Dans ce même budget, la part de l’entretien pour les routes est de 338 millions, en baisse de 1,8 % par rapport à 2014, à comparer aux recettes de la TICPE (Taxe Intérieure de Consommation sur les Produits Energétiques), 25 milliards d’euros environ sur les produits pétroliers payés par les automobilistes.
L’Imprécateur
(1) Quand Cahuzac était conseiller de Claude Evin, le lobby du docteur Got faisait du forcing pour obtenir des lois sur le tabac et l’alcool. Il a obtenu la fameuse « loi Evin » sur la publicité des alcools. Pendant qu’il était conseiller du ministre, Cahuzac était aussi le conseiller de plusieurs grands laboratoires pharmaceutiques. Evin a été impliqué dans l’affaire du sang contaminé mais a obtenu un non lieu. Son conseiller Cahuzac a été condamné (en 2007) pour esclavagisme, il employait, sans la déclarer, une femme de ménage sans papiers d’origine philippine qu’il faisait travailler pour 250 € par mois. Il a du rembourser la Sécurité sociale.

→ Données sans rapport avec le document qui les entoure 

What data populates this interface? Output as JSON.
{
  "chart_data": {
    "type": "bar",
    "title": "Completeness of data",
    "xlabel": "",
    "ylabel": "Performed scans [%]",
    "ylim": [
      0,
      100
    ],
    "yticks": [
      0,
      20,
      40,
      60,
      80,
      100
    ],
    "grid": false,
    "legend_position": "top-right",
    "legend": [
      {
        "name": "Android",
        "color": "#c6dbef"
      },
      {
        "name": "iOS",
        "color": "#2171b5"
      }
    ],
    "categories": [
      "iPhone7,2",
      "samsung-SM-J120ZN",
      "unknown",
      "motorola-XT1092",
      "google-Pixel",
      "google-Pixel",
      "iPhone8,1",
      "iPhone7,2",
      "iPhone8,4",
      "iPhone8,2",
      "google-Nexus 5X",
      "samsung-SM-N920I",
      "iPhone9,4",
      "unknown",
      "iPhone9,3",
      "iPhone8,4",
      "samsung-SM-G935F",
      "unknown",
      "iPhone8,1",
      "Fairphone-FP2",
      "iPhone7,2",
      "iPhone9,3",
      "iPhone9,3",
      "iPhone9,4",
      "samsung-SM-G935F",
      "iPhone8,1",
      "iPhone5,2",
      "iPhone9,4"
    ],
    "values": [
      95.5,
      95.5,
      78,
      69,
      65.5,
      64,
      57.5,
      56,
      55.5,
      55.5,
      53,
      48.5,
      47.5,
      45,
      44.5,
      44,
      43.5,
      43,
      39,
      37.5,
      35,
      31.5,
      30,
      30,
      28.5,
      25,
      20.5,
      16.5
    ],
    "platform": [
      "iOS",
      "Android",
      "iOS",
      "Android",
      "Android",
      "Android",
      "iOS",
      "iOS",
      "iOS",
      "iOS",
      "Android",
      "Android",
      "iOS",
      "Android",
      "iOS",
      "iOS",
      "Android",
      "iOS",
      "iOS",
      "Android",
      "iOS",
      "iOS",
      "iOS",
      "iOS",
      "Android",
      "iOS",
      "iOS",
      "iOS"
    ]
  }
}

C’est la « république exemplaire » de M. Hollande et de ses amis socialistes !
(2) Non seulement la généralisation des radars à partir de 2004 n’a eu aucun effet positif sur la baisse de la mortalité routière, mais cette politique répressive serait même devenue accidentogène ! Selon l’AFSA (Association Française des Sociétés d’Autouroutes), la 1ère cause de mortalité routière sur autoroute (29 % des cas) est en effet, non pas la vitesse, ni l’alcool, mais… la SOMNOLENCE !!!